A Second Set of Eyes
Any time you write anything of importance for public consumption, you should have someone come behind you and read it over. For errors if nothing else.
If you’ve done any amount of writing in your life then you know that you can rewrite and edit a thing 8 times over and still miss an error or two here and there. It’s human nature. You wrote the thing. The sentences and the cadences are in your own mind. You eye might skip over something that’s right in your mind, but wrong on the page. (Like I just did with the “you” at the beginning of that sentence. Should be “your,” but I’m leaving it in to make my point.)
So, it’s just common sense. Have someone read it over. Maybe they can alert you to that “their” that should be “there” that you’ve overlooked time and again. Maybe they can tell you that your opening paragraph is weak and needs a stronger re-write.
And Unbiased 2nd Opinion
Let’s face it. The resume is about you. It’s about your professional life and your accomplishments. You are not exactly unbiased about you.
When people try to write their own resumes with no outside help, they tend to make one of two common mistakes.
Either they try to describe every little thing they did (every job, every little detail, task, duty, reward, award, etc… these resumes can run on and on for 3 or more pages and read like a boring diary) or they miss the most important things they should be highlighting (I’ve evaluated the resumes of Fortune 500 CEOs that read like this: “Then I was in charge of sales. After that I took over all international accounts.” When I would talk to them and find out how they transformed entire divisions, saving the entire company from bankruptcy, I’d want to scream: why didn’t you put that in your resume?!).
So either people seem to be unable to edit themselves, or else they are so close to their own careers that they can’t see the bigger picture of what they’ve done.
Having anyone… a friend, a co-worker, a colleague… look at your resume can provide you with that critical eye you need. They’re not afraid to cut the things that are unimportant or redundant. Furthermore, they can give you an outsiders perspective on what is truly impressive about your career.
An Organizational Assist
So going to a friend or a co-worker to give your resume a once-over can help you catch errors and give you some perspective and judgment on how you sell yourself.

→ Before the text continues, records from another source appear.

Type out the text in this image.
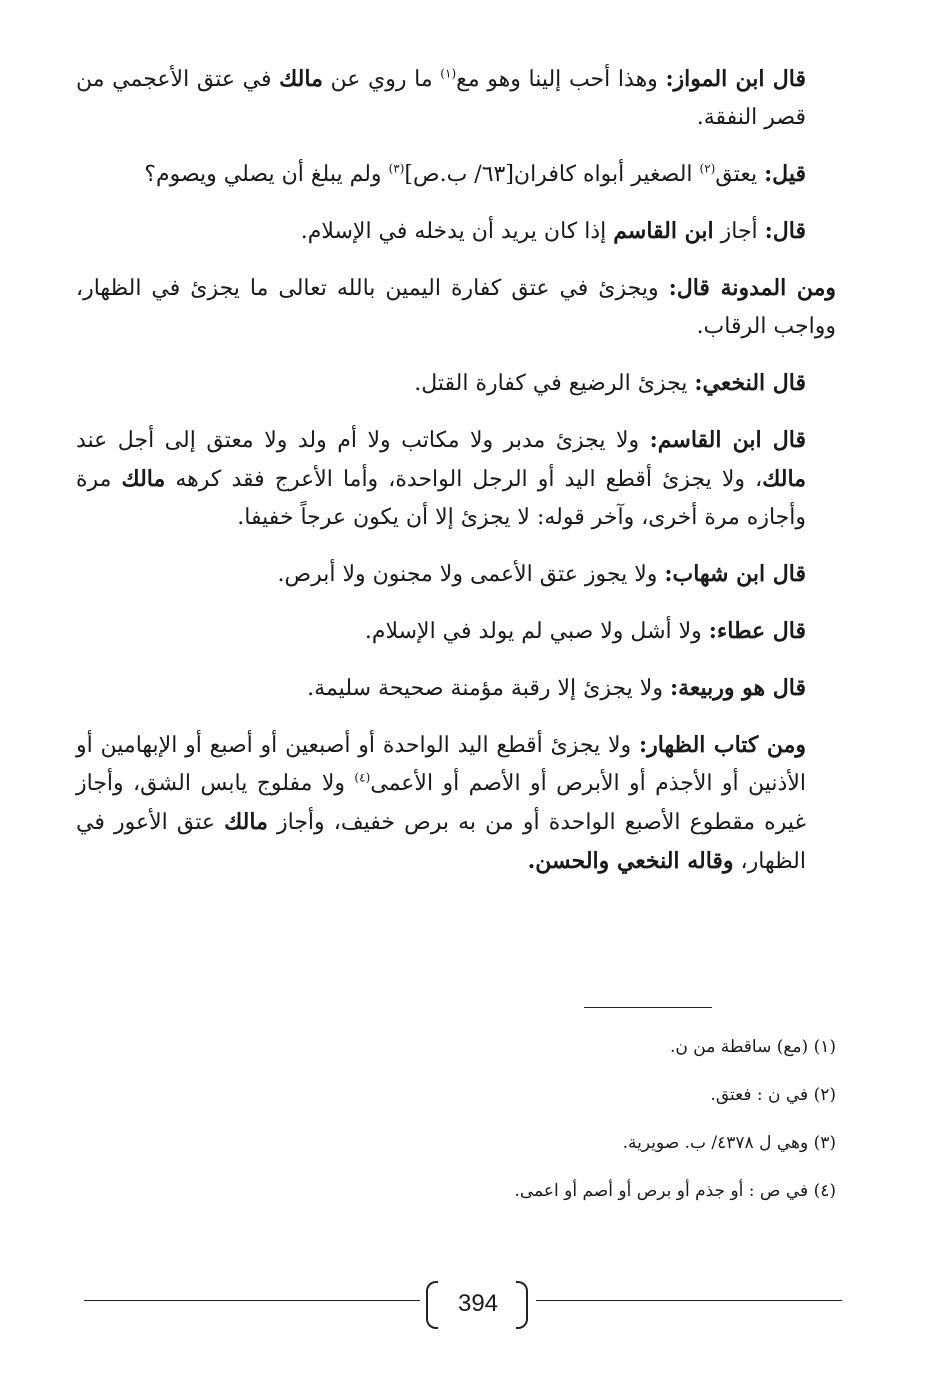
قال ابن المواز: وهذا أحب إلينا وهو مع$^{(١)}$ ما روي عن مالك في عتق الأعجمي من قصر النفقة.

قيل: يعتق$^{(٢)}$ الصغير أبواه كافران[٦٣/ ب.ص]$^{(٣)}$ ولم يبلغ أن يصلي ويصوم؟

قال: أجاز ابن القاسم إذا كان يريد أن يدخله في الإسلام.

ومن المدونة قال: ويجزئ في عتق كفارة اليمين بالله تعالى ما يجزئ في الظهار، وواجب الرقاب.

قال النخعي: يجزئ الرضيع في كفارة القتل.

قال ابن القاسم: ولا يجزئ مدبر ولا مكاتب ولا أم ولد ولا معتق إلى أجل عند مالك، ولا يجزئ أقطع اليد أو الرجل الواحدة، وأما الأعرج فقد كرهه مالك مرة وأجازه مرة أخرى، وآخر قوله: لا يجزئ إلا أن يكون عرجاً خفيفا.

قال ابن شهاب: ولا يجوز عتق الأعمى ولا مجنون ولا أبرص.

قال عطاء: ولا أشل ولا صبي لم يولد في الإسلام.

قال هو وربيعة: ولا يجزئ إلا رقبة مؤمنة صحيحة سليمة.

ومن كتاب الظهار: ولا يجزئ أقطع اليد الواحدة أو أصبعين أو أصبع أو الإبهامين أو الأذنين أو الأجذم أو الأبرص أو الأصم أو الأعمى$^{(٤)}$ ولا مفلوج يابس الشق، وأجاز غيره مقطوع الأصبع الواحدة أو من به برص خفيف، وأجاز مالك عتق الأعور في الظهار، وقاله النخعي والحسن.

(١) (مع) ساقطة من ن.
(٢) في ن : فعتق.
(٣) وهي ل ٤٣٧٨/ ب. صويرية.
(٤) في ص : أو جذم أو برص أو أصم أو اعمى.
394
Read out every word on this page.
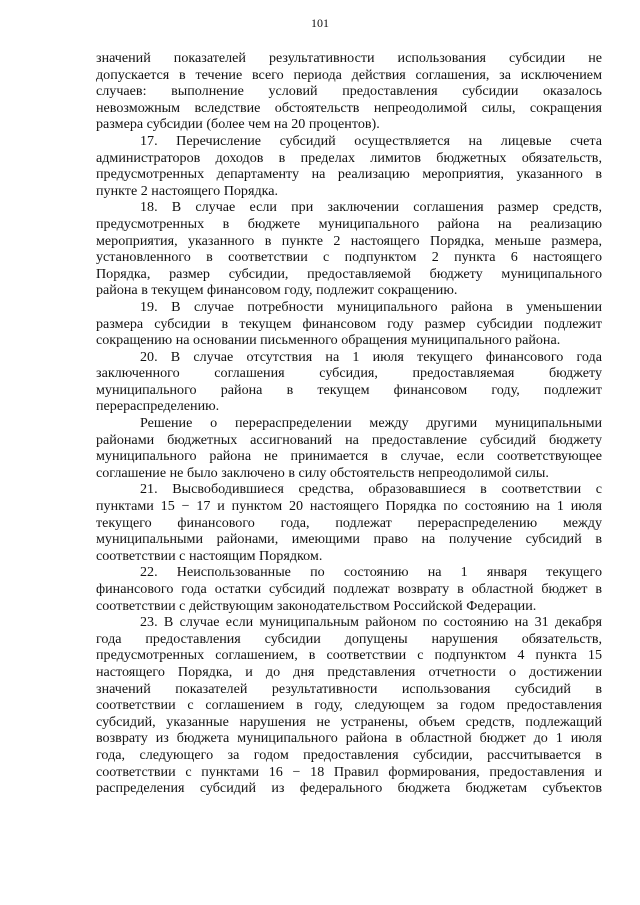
101
значений показателей результативности использования субсидии не
допускается в течение всего периода действия соглашения, за исключением
случаев: выполнение условий предоставления субсидии оказалось
невозможным вследствие обстоятельств непреодолимой силы, сокращения
размера субсидии (более чем на 20 процентов).
17. Перечисление субсидий осуществляется на лицевые счета
администраторов доходов в пределах лимитов бюджетных обязательств,
предусмотренных департаменту на реализацию мероприятия, указанного в
пункте 2 настоящего Порядка.
18. В случае если при заключении соглашения размер средств,
предусмотренных в бюджете муниципального района на реализацию
мероприятия, указанного в пункте 2 настоящего Порядка, меньше размера,
установленного в соответствии с подпунктом 2 пункта 6 настоящего
Порядка, размер субсидии, предоставляемой бюджету муниципального
района в текущем финансовом году, подлежит сокращению.
19. В случае потребности муниципального района в уменьшении
размера субсидии в текущем финансовом году размер субсидии подлежит
сокращению на основании письменного обращения муниципального района.
20. В случае отсутствия на 1 июля текущего финансового года
заключенного соглашения субсидия, предоставляемая бюджету
муниципального района в текущем финансовом году, подлежит
перераспределению.
Решение о перераспределении между другими муниципальными
районами бюджетных ассигнований на предоставление субсидий бюджету
муниципального района не принимается в случае, если соответствующее
соглашение не было заключено в силу обстоятельств непреодолимой силы.
21. Высвободившиеся средства, образовавшиеся в соответствии с
пунктами 15 − 17 и пунктом 20 настоящего Порядка по состоянию на 1 июля
текущего финансового года, подлежат перераспределению между
муниципальными районами, имеющими право на получение субсидий в
соответствии с настоящим Порядком.
22. Неиспользованные по состоянию на 1 января текущего
финансового года остатки субсидий подлежат возврату в областной бюджет в
соответствии с действующим законодательством Российской Федерации.
23. В случае если муниципальным районом по состоянию на 31 декабря
года предоставления субсидии допущены нарушения обязательств,
предусмотренных соглашением, в соответствии с подпунктом 4 пункта 15
настоящего Порядка, и до дня представления отчетности о достижении
значений показателей результативности использования субсидий в
соответствии с соглашением в году, следующем за годом предоставления
субсидий, указанные нарушения не устранены, объем средств, подлежащий
возврату из бюджета муниципального района в областной бюджет до 1 июля
года, следующего за годом предоставления субсидии, рассчитывается в
соответствии с пунктами 16 − 18 Правил формирования, предоставления и
распределения субсидий из федерального бюджета бюджетам субъектов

But some people just can’t write good resumes. Period. I’m not talking just about people who aren’t good at writing. The best novelist in the country might be bad at organizing and writing a resume. Resumes are a weird, stilted and somewhat promotional medium… it’s part advertising sales pitch and part formal business document. It’s not an easy thing to wrap your head around, even for the Shakespeares of the world.
If you know anyone who has the reputation for this sort of thing, go to them. Oddly enough, I’ve found over the years that the lay-people with the best advice and best cold-resume writing abilities are secretaries and executive assistants and the like. In other words, someone who has experience with forms, and business documents might be the person you ask to lend a hand.
Or, Call In The Pros
And finally, you have the option of going to a resume writing professional.
This is also common sense. A resume is a marketing document. You need to sell yourself… almost like a product.
When Apple or McDonalds or GM come up with a new product, they don’t just go out in the back parking lot and shoot the commercial themselves. No, instead, they hire professionals who’s job it is to know how to sell a product, to market something.
A resume writer is like your own personal marketing firm. A resume writer makes his or her living by understanding how to market candidates to potential employers. They do this day in and day out. They know what works and what doesn’t. They know what is important and what isn’t in your career history. They know what to cut and what to highlight.
More importantly, they know what works right now. Let’s say you’re in a tough job market like real estate sales. Somewhere out there, there are dozens of professional resume writers who specialize in resumes for your industry. They’ve done 9 other real estate resumes this summer alone. They know what has worked for recent clients and what hasn’t. They have an idea, probably better than you, what hiring managers in your career field are looking for right now.
And chances are, if you don’t use the assistance of a professional resume writer, you’re probably competing against the resume of someone else who did.
So that pretty much sums it up. If you’re looking for professional resume writers, believe me, one trip to google and you’ll find plenty of qualified people.
But if you take nothing else away from this post, just promise me you’ll have someone at least look at your resume before you send it out.